This is great - I just found this thread after spending this afternoon trying to get a Gaggia Classic apart to fix! My sis inlaw gave me theirs to look at as it was leaking and not flowing well. It's a 2004 machine, spent its life in hard water, never been serviced I think...  the group gasket is rock hard (crumbling in fact) and the shower holding plate will not budge after several hours in descaler and some judicial whacking with a 2lb hammer... at least I have some more ideas to try without thinking that I'll destroy the machine! I'll check my box of bolts in the morning. I assume I'll probably need to replace the whole group head if the plate won't budge?

Cheers,

Martin


----------



## iammart (Jan 23, 2012)

I can confirm that Scott-Westy's method works a treat on the most stubborn shower plate! I used a bolt and penny washer through the centre screen hole, then a hefty pair of pliers as a lever to pop the plate straight up. Cruddy doesn't describe it! I should have taken some pictures... the gasket lifted out easy enough and the head cleaned up nicely.

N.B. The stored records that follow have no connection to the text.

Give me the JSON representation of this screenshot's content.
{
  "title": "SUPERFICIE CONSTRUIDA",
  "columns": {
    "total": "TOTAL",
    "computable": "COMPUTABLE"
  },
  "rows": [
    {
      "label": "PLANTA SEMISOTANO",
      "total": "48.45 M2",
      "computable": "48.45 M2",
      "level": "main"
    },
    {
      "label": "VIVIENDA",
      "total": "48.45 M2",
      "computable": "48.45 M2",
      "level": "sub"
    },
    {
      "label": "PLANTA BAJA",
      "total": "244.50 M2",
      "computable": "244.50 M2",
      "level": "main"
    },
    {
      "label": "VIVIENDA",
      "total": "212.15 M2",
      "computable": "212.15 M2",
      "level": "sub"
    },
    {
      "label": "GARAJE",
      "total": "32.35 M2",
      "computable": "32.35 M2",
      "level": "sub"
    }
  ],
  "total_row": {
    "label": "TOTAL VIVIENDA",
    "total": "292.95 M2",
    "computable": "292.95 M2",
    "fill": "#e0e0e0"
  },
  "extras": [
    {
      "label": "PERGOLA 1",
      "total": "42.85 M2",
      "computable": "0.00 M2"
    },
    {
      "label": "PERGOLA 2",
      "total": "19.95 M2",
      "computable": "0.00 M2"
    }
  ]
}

No leaks now (at least from that area!)

Cheers,

Martin


----------



## Lynx (Jan 17, 2013)

I had the same problem, googled for advice and found this thread. My shower plate on a used machine purchased from ebay, was almost welded on. Thanks to members answers on this forum I modified the techniques suggested.

M5 bolt from local hardware shop.

Washers steping up in size from M5 size to around M8

M5 nute

Pair of gas pliers, the one which will extend to accomodate very large nut.

Place pliers flat across shower holding plate and outer metal where porterfilter go's in

Attached nut to M5 bolt

Place smallest washer of M5 bolt, then step up in size with washers.

Put bolt through gap in the pliers used to adjust size.

Slowly tighten, stop bolt from turning used screwdriver.

Now as you tighten the nut the shower holding plate will seperate from head.

Lynn


----------